Das „Bartholdy Quintett“ beendete die Saison der Klassischen Konzerte mit feiner Kammermusik
Dass eine anständige Rockband aus fünf Leuten bestehen muss, weiß man spätestens seit Frank Goosen. Auch in der klassischen Kammermusik ist ein Quintett aus Bläsern eine Standardformation, für die unglaublich viel tolle Musik geschrieben wurde. Weniger bekannt ist die Besetzung mit fünf Streichern, aber gerade dieses fünfte Instrument – manchmal ist es ein zweites Cello, manchmal eine zweite Viola – erschließt im Vergleich zum gängigeren Streichquartett spannende klangliche Möglichkeiten. Diesem kleinen, aber feinen Repertoire hat sich das „Bartholdy Quintett“ verschrieben, das am Freitagabend in der fast ausverkauften Mälzerei zu Gast war. Im Mendelssohnjahr 2009 haben Ulf Schneider und Anke Dill (Violine), Barbara Westphal und Volker Jacobsen (Viola) und Gustav Rivinius (Violoncello), die alle Professuren an bedeutenden Hochschulen haben und mit verschiedenen preisgekrönten Kammermusik-Formationen unterwegs sind, sich als festes Quintett zusammengetan, um sich den im Konzertbetrieb oft etwas stiefmütterlich behandelten Repertoire zu widmen. Dabei regen sie auch immer wieder zeitgenössische Komponisten an, Neues für das Bartholdy Quintett zu schreiben.

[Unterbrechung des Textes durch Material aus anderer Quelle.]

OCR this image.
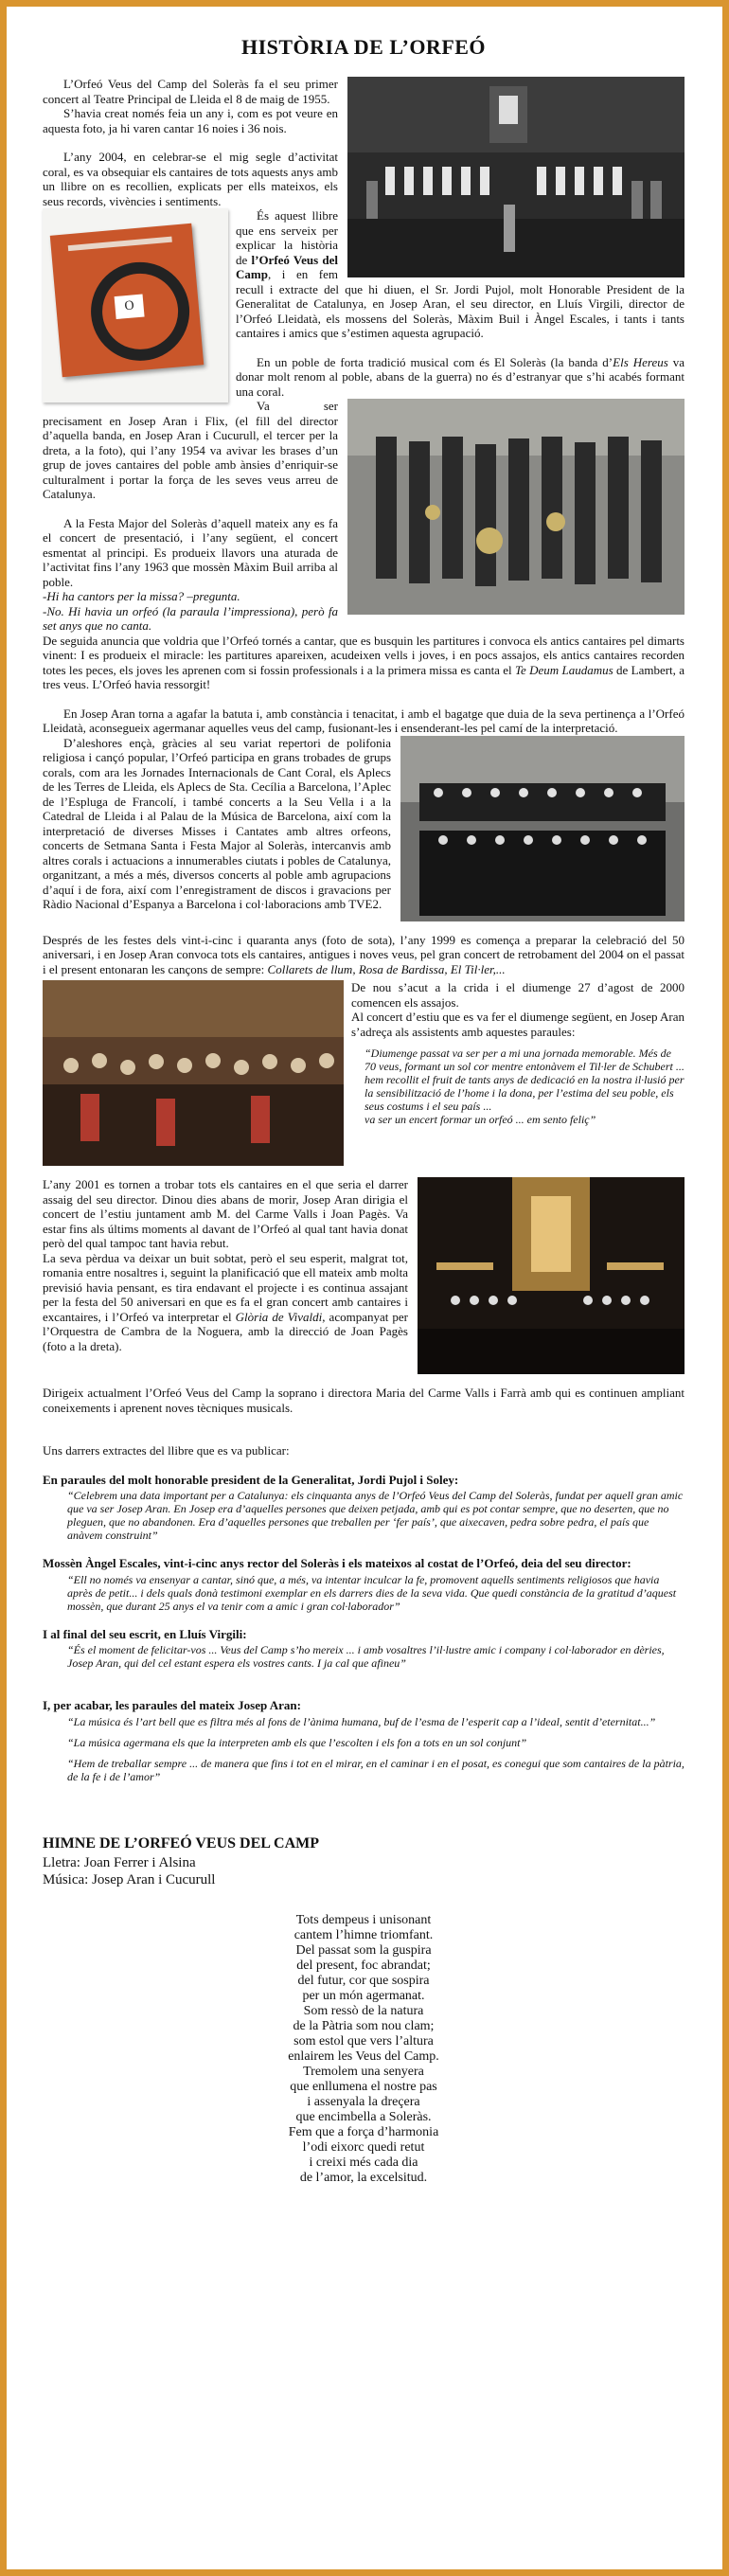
HISTÒRIA DE L’ORFEÓ

L’Orfeó Veus del Camp del Soleràs fa el seu primer concert al Teatre Principal de Lleida el 8 de maig de 1955.

S’havia creat només feia un any i, com es pot veure en aquesta foto, ja hi varen cantar 16 noies i 36 nois.

L’any 2004, en celebrar-se el mig segle d’activitat coral, es va obsequiar els cantaires de tots aquests anys amb un llibre on es recollien, explicats per ells mateixos, els seus records, vivències i sentiments.

O

És aquest llibre que ens serveix per explicar la història de l’Orfeó Veus del Camp, i en fem recull i extracte del que hi diuen, el Sr. Jordi Pujol, molt Honorable President de la Generalitat de Catalunya, en Josep Aran, el seu director, en Lluís Virgili, director de l’Orfeó Lleidatà, els mossens del Soleràs, Màxim Buil i Àngel Escales, i tants i tants cantaires i amics que s’estimen aquesta agrupació.

En un poble de forta tradició musical com és El Soleràs (la banda d’Els Hereus va donar molt renom al poble, abans de la guerra) no és d’estranyar que s’hi acabés formant una coral.

Va ser precisament en Josep Aran i Flix, (el fill del director d’aquella banda, en Josep Aran i Cucurull, el tercer per la dreta, a la foto), qui l’any 1954 va avivar les brases d’un grup de joves cantaires del poble amb ànsies d’enriquir-se culturalment i portar la força de les seves veus arreu de Catalunya.

A la Festa Major del Soleràs d’aquell mateix any es fa el concert de presentació, i l’any següent, el concert esmentat al principi. Es produeix llavors una aturada de l’activitat fins l’any 1963 que mossèn Màxim Buil arriba al poble.

-Hi ha cantors per la missa? –pregunta.

-No. Hi havia un orfeó (la paraula l’impressiona), però fa set anys que no canta.

De seguida anuncia que voldria que l’Orfeó tornés a cantar, que es busquin les partitures i convoca els antics cantaires pel dimarts vinent: I es produeix el miracle: les partitures apareixen, acudeixen vells i joves, i en pocs assajos, els antics cantaires recorden totes les peces, els joves les aprenen com si fossin professionals i a la primera missa es canta el Te Deum Laudamus de Lambert, a tres veus. L’Orfeó havia ressorgit!

En Josep Aran torna a agafar la batuta i, amb constància i tenacitat, i amb el bagatge que duia de la seva pertinença a l’Orfeó Lleidatà, aconsegueix agermanar aquelles veus del camp, fusionant-les i ensenderant-les pel camí de la interpretació.

D’aleshores ençà, gràcies al seu variat repertori de polifonia religiosa i cançó popular, l’Orfeó participa en grans trobades de grups corals, com ara les Jornades Internacionals de Cant Coral, els Aplecs de les Terres de Lleida, els Aplecs de Sta. Cecília a Barcelona, l’Aplec de l’Espluga de Francolí, i també concerts a la Seu Vella i a la Catedral de Lleida i al Palau de la Música de Barcelona, així com la interpretació de diverses Misses i Cantates amb altres orfeons, concerts de Setmana Santa i Festa Major al Soleràs, intercanvis amb altres corals i actuacions a innumerables ciutats i pobles de Catalunya, organitzant, a més a més, diversos concerts al poble amb agrupacions d’aquí i de fora, així com l’enregistrament de discos i gravacions per Ràdio Nacional d’Espanya a Barcelona i col·laboracions amb TVE2.

Després de les festes dels vint-i-cinc i quaranta anys (foto de sota), l’any 1999 es comença a preparar la celebració del 50 aniversari, i en Josep Aran convoca tots els cantaires, antigues i noves veus, pel gran concert de retrobament del 2004 on el passat i el present entonaran les cançons de sempre: Collarets de llum, Rosa de Bardissa, El Til·ler,...

De nou s’acut a la crida i el diumenge 27 d’agost de 2000 comencen els assajos.

Al concert d’estiu que es va fer el diumenge següent, en Josep Aran s’adreça als assistents amb aquestes paraules:

“Diumenge passat va ser per a mi una jornada memorable. Més de 70 veus, formant un sol cor mentre entonàvem el Til·ler de Schubert ...

hem recollit el fruit de tants anys de dedicació en la nostra il·lusió per la sensibilització de l’home i la dona, per l’estima del seu poble, els seus costums i el seu país ...

va ser un encert formar un orfeó ... em sento feliç”

L’any 2001 es tornen a trobar tots els cantaires en el que seria el darrer assaig del seu director. Dinou dies abans de morir, Josep Aran dirigia el concert de l’estiu juntament amb M. del Carme Valls i Joan Pagès. Va estar fins als últims moments al davant de l’Orfeó al qual tant havia donat però del qual tampoc tant havia rebut.

La seva pèrdua va deixar un buit sobtat, però el seu esperit, malgrat tot, romania entre nosaltres i, seguint la planificació que ell mateix amb molta previsió havia pensant, es tira endavant el projecte i es continua assajant per la festa del 50 aniversari en que es fa el gran concert amb cantaires i excantaires, i l’Orfeó va interpretar el Glòria de Vivaldi, acompanyat per l’Orquestra de Cambra de la Noguera, amb la direcció de Joan Pagès (foto a la dreta).

Dirigeix actualment l’Orfeó Veus del Camp la soprano i directora Maria del Carme Valls i Farrà amb qui es continuen ampliant coneixements i aprenent noves tècniques musicals.

Uns darrers extractes del llibre que es va publicar:

En paraules del molt honorable president de la Generalitat, Jordi Pujol i Soley:

“Celebrem una data important per a Catalunya: els cinquanta anys de l’Orfeó Veus del Camp del Soleràs, fundat per aquell gran amic que va ser Josep Aran. En Josep era d’aquelles persones que deixen petjada, amb qui es pot contar sempre, que no deserten, que no pleguen, que no abandonen. Era d’aquelles persones que treballen per ‘fer país’, que aixecaven, pedra sobre pedra, el país que anàvem construint”

Mossèn Àngel Escales, vint-i-cinc anys rector del Soleràs i els mateixos al costat de l’Orfeó, deia del seu director:

“Ell no només va ensenyar a cantar, sinó que, a més, va intentar inculcar la fe, promovent aquells sentiments religiosos que havia après de petit... i dels quals donà testimoni exemplar en els darrers dies de la seva vida. Que quedi constància de la gratitud d’aquest mossèn, que durant 25 anys el va tenir com a amic i gran col·laborador”

I al final del seu escrit, en Lluís Virgili:

“És el moment de felicitar-vos ... Veus del Camp s’ho mereix ... i amb vosaltres l’il·lustre amic i company i col·laborador en dèries, Josep Aran, qui del cel estant espera els vostres cants. I ja cal que afineu”

I, per acabar, les paraules del mateix Josep Aran:

“La música és l’art bell que es filtra més al fons de l’ànima humana, buf de l’esma de l’esperit cap a l’ideal, sentit d’eternitat...”

“La música agermana els que la interpreten amb els que l’escolten i els fon a tots en un sol conjunt”

“Hem de treballar sempre ... de manera que fins i tot en el mirar, en el caminar i en el posat, es conegui que som cantaires de la pàtria, de la fe i de l’amor”

HIMNE DE L’ORFEÓ VEUS DEL CAMP

Lletra: Joan Ferrer i Alsina

Música: Josep Aran i Cucurull

Tots dempeus i unisonant

cantem l’himne triomfant.

Del passat som la guspira

del present, foc abrandat;

del futur, cor que sospira

per un món agermanat.

Som ressò de la natura

de la Pàtria som nou clam;

som estol que vers l’altura

enlairem les Veus del Camp.

Tremolem una senyera

que enllumena el nostre pas

i assenyala la dreçera

que encimbella a Soleràs.

Fem que a força d’harmonia

l’odi eixorc quedi retut

i creixi més cada dia

de l’amor, la excelsitud.
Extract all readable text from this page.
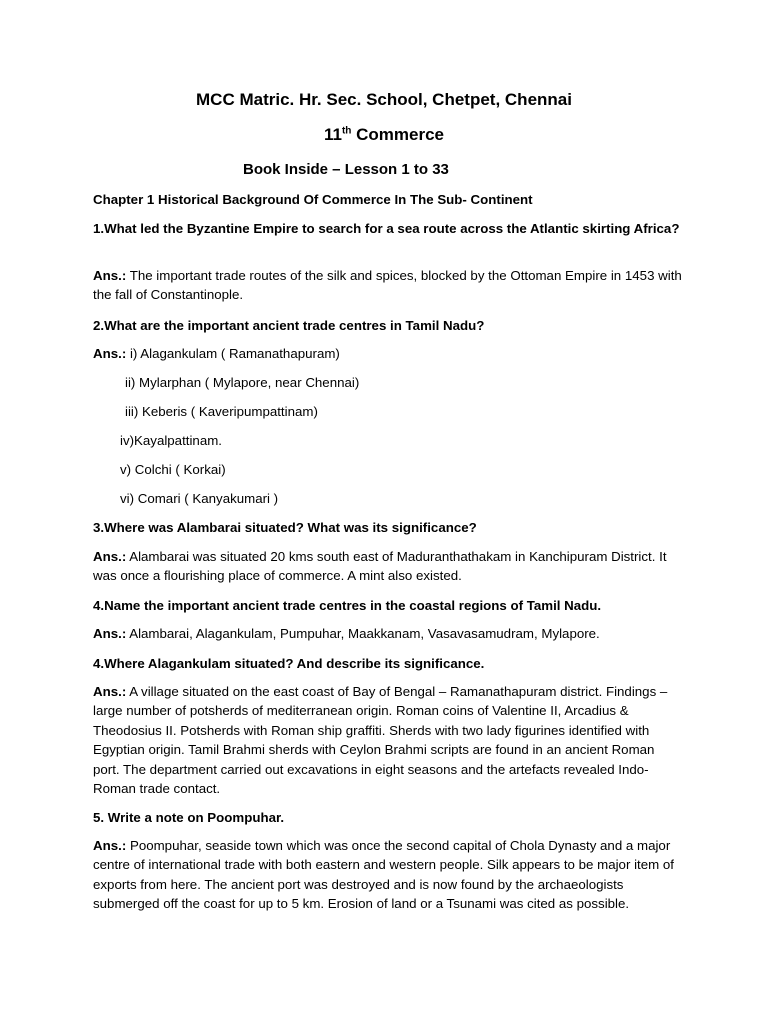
MCC Matric. Hr. Sec. School, Chetpet, Chennai
11th Commerce
Book Inside – Lesson 1 to 33

Chapter 1 Historical Background Of Commerce In The Sub- Continent

1.What led the Byzantine Empire to search for a sea route across the Atlantic skirting Africa?

Ans.: The important trade routes of the silk and spices, blocked by the Ottoman Empire in 1453 with the fall of Constantinople.

2.What are the important ancient trade centres in Tamil Nadu?

Ans.: i) Alagankulam ( Ramanathapuram)

ii) Mylarphan ( Mylapore, near Chennai)
iii) Keberis ( Kaveripumpattinam)
iv)Kayalpattinam.
v) Colchi ( Korkai)
vi) Comari ( Kanyakumari )

3.Where was Alambarai situated? What was its significance?

Ans.: Alambarai was situated 20 kms south east of Maduranthathakam in Kanchipuram District. It was once a flourishing place of commerce. A mint also existed.

4.Name the important ancient trade centres in the coastal regions of Tamil Nadu.

Ans.: Alambarai, Alagankulam, Pumpuhar, Maakkanam, Vasavasamudram, Mylapore.

4.Where Alagankulam situated? And describe its significance.

Ans.: A village situated on the east coast of Bay of Bengal – Ramanathapuram district. Findings – large number of potsherds of mediterranean origin. Roman coins of Valentine II, Arcadius & Theodosius II. Potsherds with Roman ship graffiti. Sherds with two lady figurines identified with Egyptian origin. Tamil Brahmi sherds with Ceylon Brahmi scripts are found in an ancient Roman port. The department carried out excavations in eight seasons and the artefacts revealed Indo- Roman trade contact.

5. Write a note on Poompuhar.

Ans.: Poompuhar, seaside town which was once the second capital of Chola Dynasty and a major centre of international trade with both eastern and western people. Silk appears to be major item of exports from here. The ancient port was destroyed and is now found by the archaeologists submerged off the coast for up to 5 km. Erosion of land or a Tsunami was cited as possible.
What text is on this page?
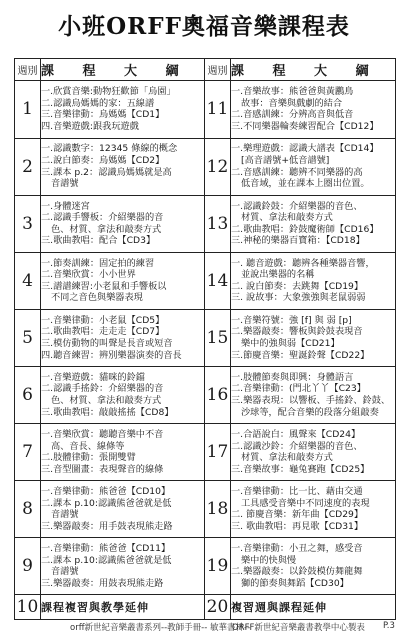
小班ORFF奧福音樂課程表
週別	課 程 大 綱	週別	課 程 大 綱
1	一.欣賞音樂:動物狂歡節「烏園」
二.認識烏媽媽的家：五線譜
三.音樂律動：烏媽媽【CD1】
四.音樂遊戲:跟我玩遊戲	11	一.音樂故事：熊爸爸與黃鸝鳥
故事：音樂與戲劇的結合
二.音感訓練：分辨高音與低音
三.不同樂器輪奏練習配合【CD12】

2	一.認識數字：12345 條線的概念
二.說白節奏：烏媽媽【CD2】
三.課本 p.2：認識烏媽媽就是高
音譜號	12	一.樂理遊戲：認識大譜表【CD14】
[高音譜號+低音譜號]
二.音感訓練：聽辨不同樂器的高
低音域，並在課本上圈出位置。

3	一.身體迷宮
二.認識手響板：介紹樂器的音
色、材質、拿法和敲奏方式
三.歌曲教唱：配合【CD3】	13	一.認識鈴鼓：介紹樂器的音色、
材質、拿法和敲奏方式
二.歌曲教唱：鈴鼓魔術師【CD16】
三.神秘的樂器百寶箱：【CD18】

4	一.節奏訓練：固定拍的練習
二.音樂欣賞：小小世界
三.譜譜練習:小老鼠和手響板以
不同之音色與樂器表現	14	一. 聽音遊戲：聽辨各種樂器音響，
並說出樂器的名稱
二. 說白節奏：去跳舞【CD19】
三. 說故事：大象強強與老鼠弱弱

5	一.音樂律動：小老鼠【CD5】
二.歌曲教唱：走走走【CD7】
三.模仿動物的叫聲是長音或短音
四.聽音練習：辨別樂器演奏的音長	15	一.音樂符號：強 [f] 與 弱 [p]
二.樂器敲奏：響板與鈴鼓表現音
樂中的強與弱【CD21】
三.節慶音樂：聖誕鈴聲【CD22】

6	一.音樂遊戲：貓咪的鈴鐺
二.認識手搖鈴：介紹樂器的音
色、材質、拿法和敲奏方式
三.歌曲教唱：敲敲搖搖【CD8】	16	一.肢體節奏與即興：身體語言
二.音樂律動：(門北丫丫【C23】
三.樂器表現：以響板、手搖鈴、鈴鼓、
沙球等，配合音樂的段落分組敲奏

7	一.音樂欣賞：聽聽音樂中不音
高、音長、線條等
二.肢體律動：張開雙臂
三.音型圖畫：表現聲音的線條	17	一.合語說白：風聲來【CD24】
二.認識沙鈴：介紹樂器的音色、
材質、拿法和敲奏方式
三.音樂故事：龜兔賽跑【CD25】

8	一.音樂律動：熊爸爸【CD10】
二.課本 p.10:認識熊爸爸就是低
音譜號
三.樂器敲奏：用手鼓表現熊走路	18	一.音樂律動：比一比、藉由交通
工具感受音樂中不同速度的表現
二. 節慶音樂：新年曲【CD29】
三. 歌曲教唱：再見歌【CD31】

9	一.音樂律動：熊爸爸【CD11】
二.課本 p.10:認識熊爸爸就是低
音譜號
三.樂器敲奏：用鼓表現熊走路	19	一.音樂律動：小丑之舞，感受音
樂中的快與慢
二.樂器敲奏：以鈴鼓模仿舞龍舞
獅的節奏與舞蹈【CD30】

10	課程複習與教學延伸	20	複習週與課程延伸
orff新世紀音樂叢書系列--教師手冊-- 敏華書林--
ORFF新世紀音樂叢書教學中心製表 P.3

Der erste Komponist, der sich überhaupt mit der Gattung Streichquintett befasste, war W.A. Mozart. Sein D-Dur Quintett KV 593 hat er noch selbst mit seinem Vorbild Joseph Haydn gespielt, wahrscheinlich an der Bratsche. Die 1. Viola setzt Mozart im Quintett gerne in einen intensiven Dialog mit der 1. Violine, ihre Stimme ist oft auch genauso virtuos geführt wie diese. Während das c-moll und auch das g-moll-Quintett ernst und fast ein bisschen tragisch wirken, ist das D-Dur ein heiteres, durch und durch sonniges Stück. Die Leichtigkeit und Fröhlichkeit, mit der das Bartholdy Quintett hier agierte, darf aber nicht darüber hinweg täuschen, dass das Stück keineswegs leicht zu spielen und ausnehmend filigran und raffiniert gearbeitet ist. Man spürt, dass hier nicht einfach fünf versierte Solisten, sondern fünf ausgeprägte Kammermusiker wirklich gemeinsam musizieren, die jederzeit mit einem aufmerksamen Blick und einem wachen Ohr bei den Kollegen sind.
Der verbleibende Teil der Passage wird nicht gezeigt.